The jury also asked if the handgun, which was now unloaded, could be released and brought to the room for deliberations. During the trial, the prosecution argued that the handgun not only weighed significantly more than the taser, but that the taser was a bright yellow color compared to the police-issued firearm.
Former officer Kim Potter, 49, plead not guilty to the charges of first-degree manslaughter and second-degree manslaughter, with her defense team stating that she mistook the one weapon for the other in the chaos, as Daunte Wright resisted arrest and threatened the lives of her trainees.
Pulled over after the officer ran his license plates, they found a warrant out for his arrest after he failed to appear in court for a misdemeanor firearm charge. Refusing to go with the officers, Daunte Wright attempted to drive away when one of the trainees reached in and grabbed his car’s transmission shift, while the other grabbed the steering wheel.
Not letting go as Daunte Wright started to drive off, the trainee’s had a “fear” in their eyes that officer Kim Potter stated she had never seen before throughout her many years on the force. She yelled “taser! taser!” as she readied to subdue the young man, accidentally pulling out here firearm. She fired one shot, killing Daunte Wright on the scene.
“Everybody makes mistakes, nobody’s perfect,” said Potter’s defense attorney Earl Gray. “This lady made a mistake, and a mistake is not a crime.”
“Even though she didn’t know she was using it,” Gray said of the former officer’s firearm, “she had the right to [fire], and that’s what the law is.”
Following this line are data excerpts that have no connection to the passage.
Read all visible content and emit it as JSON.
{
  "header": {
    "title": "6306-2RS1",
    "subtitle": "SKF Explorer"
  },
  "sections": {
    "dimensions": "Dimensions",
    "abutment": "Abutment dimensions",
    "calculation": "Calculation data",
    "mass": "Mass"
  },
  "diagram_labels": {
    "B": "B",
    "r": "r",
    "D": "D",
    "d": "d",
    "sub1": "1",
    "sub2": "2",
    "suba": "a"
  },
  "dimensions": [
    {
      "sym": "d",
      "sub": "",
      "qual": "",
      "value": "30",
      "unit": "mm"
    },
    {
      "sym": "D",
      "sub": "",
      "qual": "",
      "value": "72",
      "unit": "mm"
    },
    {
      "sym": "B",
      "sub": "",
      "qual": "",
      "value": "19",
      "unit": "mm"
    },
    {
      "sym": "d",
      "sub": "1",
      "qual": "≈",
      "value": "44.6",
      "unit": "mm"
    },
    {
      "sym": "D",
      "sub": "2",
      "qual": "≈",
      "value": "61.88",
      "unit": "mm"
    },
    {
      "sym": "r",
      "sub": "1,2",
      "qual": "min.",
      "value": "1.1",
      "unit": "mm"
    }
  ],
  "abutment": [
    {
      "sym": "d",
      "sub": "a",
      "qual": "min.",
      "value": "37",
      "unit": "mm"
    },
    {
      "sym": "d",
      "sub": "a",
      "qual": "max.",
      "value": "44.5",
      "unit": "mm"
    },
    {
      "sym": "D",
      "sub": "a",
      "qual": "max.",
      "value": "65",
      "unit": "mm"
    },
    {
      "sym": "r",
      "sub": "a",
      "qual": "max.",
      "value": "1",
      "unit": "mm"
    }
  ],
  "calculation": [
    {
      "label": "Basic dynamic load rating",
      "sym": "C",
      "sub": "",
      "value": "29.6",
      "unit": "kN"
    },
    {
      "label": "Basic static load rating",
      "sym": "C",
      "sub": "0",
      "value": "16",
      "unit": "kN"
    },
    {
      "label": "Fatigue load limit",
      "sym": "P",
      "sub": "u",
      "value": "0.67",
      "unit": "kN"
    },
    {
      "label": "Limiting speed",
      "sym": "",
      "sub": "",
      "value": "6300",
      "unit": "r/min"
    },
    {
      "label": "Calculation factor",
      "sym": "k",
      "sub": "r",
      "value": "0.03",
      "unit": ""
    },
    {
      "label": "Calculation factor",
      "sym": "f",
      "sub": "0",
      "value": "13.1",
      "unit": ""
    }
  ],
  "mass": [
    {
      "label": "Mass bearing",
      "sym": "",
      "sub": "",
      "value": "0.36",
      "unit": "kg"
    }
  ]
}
Taking the stand earlier in the trial, Kim Potter testified that she was sorry and that she “didn’t want to hurt anybody.” She said that she had never fired her weapon on the job before, not even her taser.
The jury was tasked to decide if they agreed that Potter displayed recklessness unbefitting of a law enforcement officer that led to the killing of a Daunte Wright, or if it was simply a preventable accident, and not a criminal act, as the defense has argued.
Prosecuting attorney Erin Eldridge stated at the time that her excuse was “not a defense to the crimes charged,” and that “accidents can still be crimes if they occur because of recklessness or culpable negligence.”